Clean water: a pinch of salt and lots of ingenuity
25 September 2012
A group of GE engineers get together in their spare time to design and build an inexpensive water purification device for a rural Ugandan community.
Worth his salt: Steve Froelicher, second from the right, and volunteers from GE and WaterStep built 100 chlorinators at Louisville’s IdeaFestival, held earlier in September
One day last November, GE engineer Steve Froelicher got a phone call from Sister Mary Ethel Parrott, a nun, a teacher and a physicist who helped set up a boarding school for girls in rural Uganda. She needed clean water for her Ugandan pupils and Froelicher, a senior product architect who designs washing machines and water heaters at GE Appliances in Louisville, had just the thing for her.
For a whole year, Froelicher, his colleague Sam DuPlessis, and two GE retirees had volunteered every Wednesday night inside Froelicher’s Louisville garage, building an inexpensive water purification device the size of a tea kettle for WaterStep, a local charity. The device uses a car battery, a couple of electrodes, table salt, and some basic chemistry to make chlorine from brine and kill pathogens in polluted water. “The gas mixes with contaminated water much like carbon dioxide mixes with soda pop,” Froelicher says. “In Uganda, they can get their hands on salt, but they can’t get their hands on much more. With salt, a car battery and some solar panels you could be making clean water for years.”
WaterStep, which is working to provide clean water to people in Haiti, India, Pakistan and 23 other developing countries around the world, estimates that a child dies every 20 second due to a waterborne illness and that 1.2 billion people, one sixth of the planet’s total, lack daily access to safe drinking water.
Froelicher and DuPlessis first heard from WaterStep in November 2010. A cholera epidemic had just hit Haiti. The non-profit was looking for a rugged, portable device made from ordinary materials that could treat 1,000 gallons of water in less than an hour. They started by asking a lot of questions. “We had to learn many details that were not part of our jobs,” Froelicher explains. “I’m not a chemical engineer and neither is Sam. Like any typical new product development, we had to go back to school to understand what we were trying to do to make an excellent device.”
Within weeks, they were making prototypes inside Froelicher’s garage, a basic handyman’s workshop with a vice, a drill, a saw and a handful of other woodworking tools. This turned out to be a blessing. “By limiting ourselves, we developed a simple design and assembly techniques,” DuPlessis says. The team went through a “battery of testing,” Froelicher says. When one prototype was too small and another too large, they made a third that was taller. They manufactured six protypes before they settled on a design.

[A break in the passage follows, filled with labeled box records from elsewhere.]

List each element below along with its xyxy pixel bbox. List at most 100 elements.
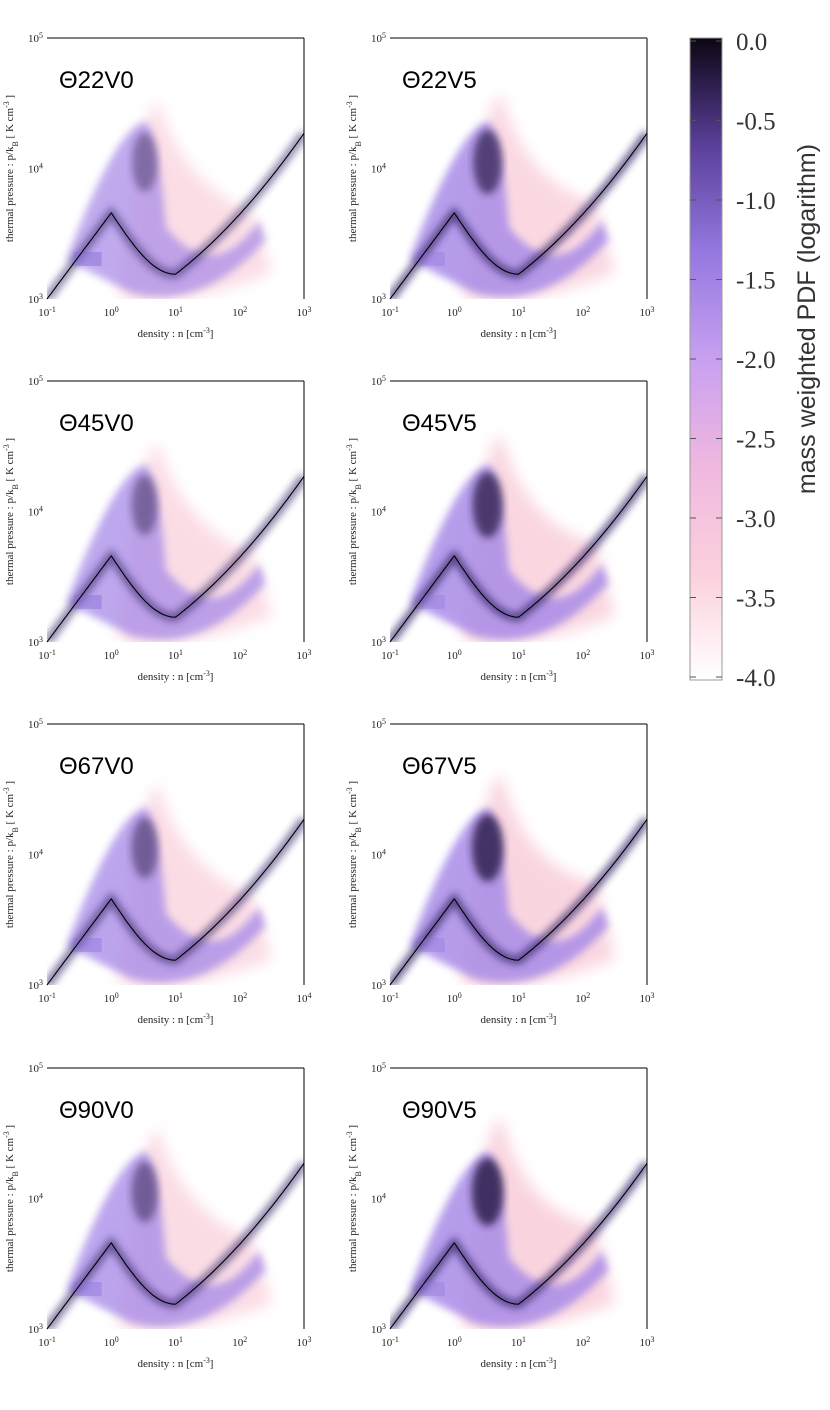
density-cloud	[47, 786, 304, 985]
colorbar-tick-label: 0.0	[736, 29, 767, 56]
panel-2: 103 104 105 10-1 100 101 102 103 density : n [cm…	[345, 31, 655, 341]
panel-title: Θ22V5	[402, 67, 477, 94]
x-tick-label: 102	[232, 648, 247, 663]
x-axis-label: density : n [cm-3]	[481, 1012, 557, 1027]
x-axis-label: density : n [cm-3]	[138, 669, 214, 684]
y-tick-label: 105	[28, 1061, 43, 1076]
x-axis-label: density : n [cm-3]	[138, 1356, 214, 1371]
panel-1: 103 104 105 10-1 100 101 102 103 density : n [cm…	[2, 31, 312, 341]
panel-6: 103 104 105 10-1 100 101 102 103 density : n [cm…	[345, 717, 655, 1027]
x-axis-label: density : n [cm-3]	[481, 326, 557, 341]
x-tick-label: 101	[511, 991, 526, 1006]
x-tick-label: 103	[297, 648, 312, 663]
y-tick-label: 105	[28, 374, 43, 389]
y-tick-label: 104	[371, 1191, 386, 1206]
panel-title: Θ45V0	[59, 410, 134, 437]
x-tick-label: 102	[232, 1335, 247, 1350]
x-tick-label: 100	[104, 1335, 119, 1350]
panel-title: Θ90V5	[402, 1097, 477, 1124]
x-tick-label: 10-1	[38, 1335, 56, 1350]
y-tick-label: 103	[28, 292, 43, 307]
x-tick-label: 101	[511, 1335, 526, 1350]
equilibrium-curve	[46, 818, 305, 986]
y-axis-label: thermal pressure : p/kB [ K cm-3 ]	[2, 95, 20, 242]
panel-7: 103 104 105 10-1 100 101 102 103 density : n [cm…	[2, 1061, 312, 1371]
x-tick-label: 100	[104, 305, 119, 320]
y-axis-label: thermal pressure : p/kB [ K cm-3 ]	[2, 1125, 20, 1272]
panel-4: 103 104 105 10-1 100 101 102 103 density : n [cm…	[345, 374, 655, 684]
y-tick-label: 103	[28, 635, 43, 650]
density-cloud	[390, 776, 647, 985]
colorbar-tick-label: -1.0	[736, 188, 776, 215]
panel-title: Θ67V5	[402, 753, 477, 780]
x-tick-label: 102	[232, 991, 247, 1006]
x-axis-label: density : n [cm-3]	[138, 326, 214, 341]
panel-title: Θ45V5	[402, 410, 477, 437]
x-tick-label: 10-1	[38, 305, 56, 320]
x-tick-label: 100	[447, 991, 462, 1006]
y-tick-label: 103	[371, 1322, 386, 1337]
y-axis-label: thermal pressure : p/kB [ K cm-3 ]	[2, 438, 20, 585]
x-axis-label: density : n [cm-3]	[481, 669, 557, 684]
x-axis-label: density : n [cm-3]	[481, 1356, 557, 1371]
density-cloud	[390, 435, 647, 642]
panel-title: Θ90V0	[59, 1097, 134, 1124]
x-tick-label: 103	[640, 305, 655, 320]
x-tick-label: 10-1	[381, 1335, 399, 1350]
x-tick-label: 101	[511, 305, 526, 320]
y-tick-label: 105	[371, 717, 386, 732]
y-tick-label: 105	[28, 31, 43, 46]
density-cloud	[390, 95, 647, 299]
y-tick-label: 103	[28, 978, 43, 993]
x-tick-label: 100	[447, 648, 462, 663]
y-tick-label: 104	[28, 1191, 43, 1206]
y-tick-label: 105	[371, 374, 386, 389]
x-tick-label: 10-1	[38, 648, 56, 663]
density-cloud	[390, 1119, 647, 1329]
y-tick-label: 104	[371, 504, 386, 519]
density-cloud	[47, 445, 304, 642]
x-tick-label: 10-1	[381, 648, 399, 663]
colorbar-tick-label: -2.0	[736, 347, 776, 374]
colorbar-tick-label: -2.5	[736, 427, 776, 454]
equilibrium-curve	[389, 475, 648, 643]
y-tick-label: 103	[371, 978, 386, 993]
y-axis-label: thermal pressure : p/kB [ K cm-3 ]	[345, 438, 363, 585]
x-tick-label: 100	[104, 991, 119, 1006]
y-tick-label: 103	[371, 292, 386, 307]
equilibrium-curve	[46, 475, 305, 643]
x-tick-label: 101	[511, 648, 526, 663]
x-tick-label: 101	[168, 991, 183, 1006]
y-tick-label: 104	[28, 847, 43, 862]
equilibrium-curve	[46, 1162, 305, 1330]
colorbar-tick-label: -3.5	[736, 586, 776, 613]
x-tick-label: 101	[168, 648, 183, 663]
x-tick-label: 10-1	[381, 991, 399, 1006]
x-tick-label: 100	[447, 305, 462, 320]
panel-8: 103 104 105 10-1 100 101 102 103 density : n [cm…	[345, 1061, 655, 1371]
colorbar-tick-label: -4.0	[736, 665, 776, 692]
colorbar-tick-label: -3.0	[736, 506, 776, 533]
x-tick-label: 101	[168, 1335, 183, 1350]
y-tick-label: 104	[371, 161, 386, 176]
x-tick-label: 103	[297, 305, 312, 320]
equilibrium-curve	[46, 132, 305, 300]
colorbar: 0.0 -0.5 -1.0 -1.5 -2.0 -2.5 -3.0 -3.5 -4.0 mass …	[689, 29, 821, 692]
y-tick-label: 105	[371, 31, 386, 46]
y-tick-label: 105	[28, 717, 43, 732]
panel-title: Θ22V0	[59, 67, 134, 94]
panel-title: Θ67V0	[59, 753, 134, 780]
equilibrium-curve	[389, 1162, 648, 1330]
colorbar-tick-label: -1.5	[736, 268, 776, 295]
x-tick-label: 103	[640, 991, 655, 1006]
x-axis-label: density : n [cm-3]	[138, 1012, 214, 1027]
x-tick-label: 104	[297, 991, 312, 1006]
y-axis-label: thermal pressure : p/kB [ K cm-3 ]	[345, 1125, 363, 1272]
y-tick-label: 103	[371, 635, 386, 650]
y-tick-label: 104	[371, 847, 386, 862]
x-tick-label: 100	[447, 1335, 462, 1350]
y-axis-label: thermal pressure : p/kB [ K cm-3 ]	[2, 781, 20, 928]
density-cloud	[47, 103, 304, 299]
x-tick-label: 102	[575, 305, 590, 320]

The device fits inside a 10in PVC cylinder with two plastic tubes attached at the top. It strips chlorine from salt water by applying battery voltage across a circular membrane, a process called electrolysis. The chlorine bubbles off one of the electrodes and floats to the top where the device captures it and mixes it with contaminated water. The chlorine begins to oxidise organic matter and kills the pathogens in the water. The water is usually safe to drink two hours after chlorination.
In November 2011, a group of Louisville doctors serving in a flooded area in Pakistan asked WaterStep for 50 chlorinators. The GE volunteers moved production from Froelicher’s garage to the non-profit’s small workshop. “We did a five-week crash course in building these things,” DuPlessis says. But the Pakistan team got their order. Each device traveled as a kit of some 100 parts inside a rugged tote. “The kit has tubing and clamps, spare parts and all kinds of stuff they need to build a mini-water treatment system,” Froelicher says. “You can check it like luggage.”
After the first order, more GE volunteers signed on. The sourcing team jumped in, talked to suppliers who either discounted or donated materials for the cause, and slashed material costs by 50 percent. A lean manufacturing team set up a production line that could scale from making ten chlorinators per day to producing hundreds if required.
Froelicher and DuPlessis are now working to reduce the required battery power from 120 watts to 25 watts. Sister Mary Ethel’s school in Uganda can already recharge its chlorinator battery from a solar panel. Says Froelicher: “If we can pull that off, we can run the device on a very small solar panel practically anywhere in the world.”